# Quantum classifier with custom containers

Amazon Braket has pre-built containers for executing Amazon Braket Hybrid Jobs, which are sufficient for many use cases involving the Braket SDK and PennyLane. However, if we want to use custom packages outside the scope of pre-built containers, we will need to supply a custom-built container. In this tutorial, we show how to use Braket Job to train a quantum machine learning model using BYOC (Bring Your Own Container).
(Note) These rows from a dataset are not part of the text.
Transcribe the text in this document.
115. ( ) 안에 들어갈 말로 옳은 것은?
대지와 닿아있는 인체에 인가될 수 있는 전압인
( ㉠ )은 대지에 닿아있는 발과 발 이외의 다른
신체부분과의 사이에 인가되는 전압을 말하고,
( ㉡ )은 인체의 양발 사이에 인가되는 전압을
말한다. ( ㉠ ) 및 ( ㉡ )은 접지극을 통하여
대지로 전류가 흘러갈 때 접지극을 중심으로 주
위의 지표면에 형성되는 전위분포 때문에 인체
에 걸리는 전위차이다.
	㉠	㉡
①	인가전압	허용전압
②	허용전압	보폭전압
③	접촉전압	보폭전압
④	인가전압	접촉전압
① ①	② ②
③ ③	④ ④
## 1 Prepare algorithm script
The purpose of this section is to show how to prepare the algorithm script for a text sentiment classifier. The complete script for this notebook is [here](algorithm_script.py). We will not go through the script line by line. Instead, we highlight the part that is important for understanding the Braket Job.

### Problem setup
The quantum machine learning problem we are targeting is to classify the positive and negative sentiment of a sentence. We use four sentences in this example:

"I eat a banana every day." <br>
"Bananas are not for her." <br>
"Banana shakes are delicious." <br>
"How can you like bananas?" <br>

The first and the third sentence have positive sentiment on bananas, which are labeled as +1. The second and the fourth sentence have negative sentiment, which are labeled as -1. To input the sentence to a quantum machine learning model, we use spaCy package to embed the sentences into 1D vectors.

In [1]:
import spacy_sentence_bert

nlp = spacy_sentence_bert.load_model("xx_distiluse_base_multilingual_cased_v2")
banana_string = ["I eat a banana every day.",
                "Bananas are not for her.",
                "Banana shakes are delicious.",
                "How can you like bananas?"
]
banana_embedding = [nlp(d) for d in banana_string]
data = [d.vector for d in banana_embedding]
label = [1, -1, 1, -1]

With the "xx_distiluse_base_multilingual_cased_v2" language model, each data point is now a vector with length 512. See the [spaCy page](https://spacy.io/universe/project/spacy-sentence-bert) for details. Note that the size of the embedding vectors depends on the language model. When choosing a different model, we would expect a different shape of embedding. 

In [2]:
for d in data:
    print("data size: {}".format(d.shape))    

data size: (512,)
data size: (512,)
data size: (512,)
data size: (512,)


### Quantum machine learning model

We choose [Circuit-centric quantum classifiers (CCQC)](https://arxiv.org/abs/1804.00633) as our quantum model. The figure below shows an example CCQC circuit with 7 qubits. The data (classical embedding from the language model) is input to the circuit as the initial state via [amplitude encoding](https://arxiv.org/abs/1803.07128). After the initial states are two entanglement layers. The first layer entangles each qubit with its nearest neighbor, and the second layer with each qubit's third nearest neighbor. A rotation gate is then applied to the first qubit. Finally, the measurement is only done on the first qubit. The classification criterion is only based on this measurement. If the measurement is positive, it predicts a positive sentiment (+1); otherwise, it predicts a negative one (-1).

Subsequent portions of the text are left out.